The Odessa ReviewJune 17, 2016
It is perhaps time to highlight The Odessa Review, a recently launched English language monthly journal with two well received editions under its belt in the city (and more widely across Ukraine).
The very high quality printed versions of both editions thus far, (Edition 3 appears soon) can be found decorating many hotel lobbies and restaurants around the city centre – those Editions perhaps pleasingly from the Editor’s point of view (Vlad Davidzon) being “well-thumbed” very swiftly after distribution, and often seen being surreptitiously stuffed into handbags and/or “manbags” (presumably for English practice purposes).
Indeed it is perhaps testament that several EU chums from within the “Brussels bubble” that come to Odessa fairly frequently not only returned to their “bubble” with copies of Edition 1 purloined from hotels and restaurants for their office “waiting rooms”, but have also asked that subsequent Editions be acquired for them to take back in the near future. Whether it be testament to the quality of the journal, or a testament to the impression Odessa leaves on people – or both – perhaps matters little.
The on-line versions vary slightly from the printed editions, but for a content overview the on-line version of Edition 2 is here.
For the sake of full disclosure, your blog author has made minor written contributions to both published editions, and also the forthcoming publication. For clarity all contributory prose has been written for free – thus there is no financial incentive behind this entry.
The motivation, for those that may therefore question why provide free content is to support the promotion and knowledge of the English language (per Presidential Decree that 2016 is the year of the English language in Ukraine), and also to provide the many tourists in Odessa something to read in a language with which many will have varying degrees of understanding and familiarity with that eclipses their ability with Ukrainian, or Russian, or the Cyrillic alphabet.
Generally, it seemed like a project worth supporting at the expense of but several minutes taken to write a few lines. Hardly a particularly arduous or onerous task once a month, and all start-ups require some degree of philanthropy and good will when (hopefully) setting forth on a path to success.
Thus far the content (your author’s prose notwithstanding) has consistently met a high bar – a literary quality commensurate with the aesthetically pleasing graphics and calibre of the physical attributes (print, paper and production etc) of the journal itself.

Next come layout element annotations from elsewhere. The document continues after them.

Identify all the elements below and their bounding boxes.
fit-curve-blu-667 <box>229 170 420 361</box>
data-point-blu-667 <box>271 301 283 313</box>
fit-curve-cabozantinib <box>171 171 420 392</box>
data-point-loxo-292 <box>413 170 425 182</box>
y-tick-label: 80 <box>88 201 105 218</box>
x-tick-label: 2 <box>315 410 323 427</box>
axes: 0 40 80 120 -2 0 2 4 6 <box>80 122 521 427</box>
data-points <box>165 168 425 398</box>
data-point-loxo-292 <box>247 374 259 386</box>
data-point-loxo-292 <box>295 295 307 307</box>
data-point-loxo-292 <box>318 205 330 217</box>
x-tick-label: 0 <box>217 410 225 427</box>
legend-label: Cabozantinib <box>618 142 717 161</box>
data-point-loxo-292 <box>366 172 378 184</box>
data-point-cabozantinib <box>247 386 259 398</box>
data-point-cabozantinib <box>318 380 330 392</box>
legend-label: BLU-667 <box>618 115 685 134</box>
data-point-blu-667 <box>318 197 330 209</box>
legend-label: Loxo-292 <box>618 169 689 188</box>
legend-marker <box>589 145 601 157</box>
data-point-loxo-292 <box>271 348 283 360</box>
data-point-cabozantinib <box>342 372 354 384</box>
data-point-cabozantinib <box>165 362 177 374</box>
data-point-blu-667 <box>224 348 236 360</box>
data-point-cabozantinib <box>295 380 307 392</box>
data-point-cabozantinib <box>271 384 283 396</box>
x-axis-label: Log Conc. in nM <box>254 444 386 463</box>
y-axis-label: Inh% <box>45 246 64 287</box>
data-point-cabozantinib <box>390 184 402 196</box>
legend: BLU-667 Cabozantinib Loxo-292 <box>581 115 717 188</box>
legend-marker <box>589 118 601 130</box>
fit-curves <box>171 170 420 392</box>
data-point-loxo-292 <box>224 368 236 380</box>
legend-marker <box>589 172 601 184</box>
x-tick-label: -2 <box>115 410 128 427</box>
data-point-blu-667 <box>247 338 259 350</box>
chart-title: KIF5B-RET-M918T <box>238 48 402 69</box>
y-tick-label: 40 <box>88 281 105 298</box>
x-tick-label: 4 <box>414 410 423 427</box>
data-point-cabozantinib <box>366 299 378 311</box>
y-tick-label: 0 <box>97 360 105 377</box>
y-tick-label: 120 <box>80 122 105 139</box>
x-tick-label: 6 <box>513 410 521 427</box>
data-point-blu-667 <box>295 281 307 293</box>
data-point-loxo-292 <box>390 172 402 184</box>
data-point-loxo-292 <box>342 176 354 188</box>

The longevity – or not – of The Odessa Review naturally not only relies on the continued high quality of its content and ever changing erudite contributors, but also upon generating revenue.
Falling firmly without the captured oligarchical media ownership common of Ukraine, advertising revenue, donations and various categories of philanthropy (money and/or contributory time freely given) will ultimately be the deciding factor when it comes to the fate of The Odessa Review.
As regular readers of OdessaTalk will know, there is a “Donation” facility for those readers who feel they want to buy your author a drink. Apart from $26.00 for a blog logo/banner, all donations received ($20 here, $100 there – and they all add up) have historically been given to various charities and/or needy individuals at your author’s discretion. A reiteration of sincere thanks to all those that have donated, and not bought your author a drink as intended, but instead helped the needy recipients of your author’s discretion is once again offered – and inevitably overdue.
It is only right therefore, to advise any and all future donors, that over the coming summer months, and with one wary eye upon the inevitable horizon relating to the longevity (or not) of The Odessa Review, any donations will head its way – for it is a (primarily cultural) cause worthy of support.
Naturally, once the bitter winters return to Ukraine, donations will make their way, as historically they have, to assorted and random pensioners weighing a single potato to see if it falls within their meager pension, or those forced to deliberate over when and whether to turn on their heating at the expense of that single potato.
As for the grant givers with purses allocated to “bridge building” between “the West” and Ukraine, or incoming market entrants to Ukraine, or external entities wishing to attract Ukrainian attention/customers that may be looking for advertising space whilst supporting something worthy of support in the process, then do contact those young and energetic (English, Ukrainian and Russian speaking) people at The Odessa Review (and not this blog).